To Edward Everett
Montpellier Mar. 9. 1822
I have recd. with your letter of Feby. 14.1 the volume on “Europe”2 for which I am indebted to the politeness of your brother and yourself. I have run thro’ it with pleasure, and return my thanks to you both.
The interior view which the writer takes of the Institutions and situations of the several Nations of Europe furnishes more information of the valuable sort than I have any where found. Looking at every thing with an American eye he has selected the facts & features most acceptable to American curiosity, and which are in truth most worthy of reflection there also. Some of his political speculations will not obtain the concurrence of all. Others can not fail to do so. And no one can reject the evidence given of a capacity & spirit of observation on an enlarged scale.

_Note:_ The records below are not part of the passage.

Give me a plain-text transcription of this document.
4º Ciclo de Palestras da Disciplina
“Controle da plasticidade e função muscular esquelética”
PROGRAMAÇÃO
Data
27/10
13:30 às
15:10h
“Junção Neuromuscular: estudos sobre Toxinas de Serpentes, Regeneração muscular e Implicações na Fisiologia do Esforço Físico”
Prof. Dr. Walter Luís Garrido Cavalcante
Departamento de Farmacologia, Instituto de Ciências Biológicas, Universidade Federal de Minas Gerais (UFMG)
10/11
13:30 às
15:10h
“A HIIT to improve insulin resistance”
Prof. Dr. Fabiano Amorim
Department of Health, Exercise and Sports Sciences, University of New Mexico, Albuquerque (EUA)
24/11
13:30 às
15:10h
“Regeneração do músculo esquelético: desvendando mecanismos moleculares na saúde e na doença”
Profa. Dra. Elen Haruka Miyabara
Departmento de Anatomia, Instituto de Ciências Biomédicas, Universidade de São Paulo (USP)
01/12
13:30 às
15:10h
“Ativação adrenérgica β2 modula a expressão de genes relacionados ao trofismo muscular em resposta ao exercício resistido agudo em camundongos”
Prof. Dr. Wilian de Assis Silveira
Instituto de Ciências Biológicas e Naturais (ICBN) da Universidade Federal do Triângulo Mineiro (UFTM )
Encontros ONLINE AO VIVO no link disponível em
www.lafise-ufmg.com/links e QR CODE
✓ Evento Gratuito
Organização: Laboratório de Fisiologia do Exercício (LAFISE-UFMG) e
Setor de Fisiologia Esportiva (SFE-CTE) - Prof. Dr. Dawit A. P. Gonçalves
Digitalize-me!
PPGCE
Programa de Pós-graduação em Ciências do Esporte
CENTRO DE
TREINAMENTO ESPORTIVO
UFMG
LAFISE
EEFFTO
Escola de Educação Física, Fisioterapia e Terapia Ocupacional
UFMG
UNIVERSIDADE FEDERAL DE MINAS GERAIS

If there be not in some of the pages that condensation of ideas which often renders them the more lucid, as it always gives them more force, there is enough in others to claim the apology offered by Pascal for the length of one of his Provençal letters—that he had not time to make it shorter.3 Be pleased to accept, Sir, the assurance of my esteem with my cordial respects.
RC (MHi); draft (DLC).
1. Letter not found.
2. [Alexander Hill Everett], Europe: or A General Survey of the Present Situation of the Principal Powers; With Conjectures on Their Future Prospects (Boston, 1822; Shoemaker 8646).
3. This explanation is given toward the end of the sixteenth letter in Blaise Pascal’s Provincial Letters.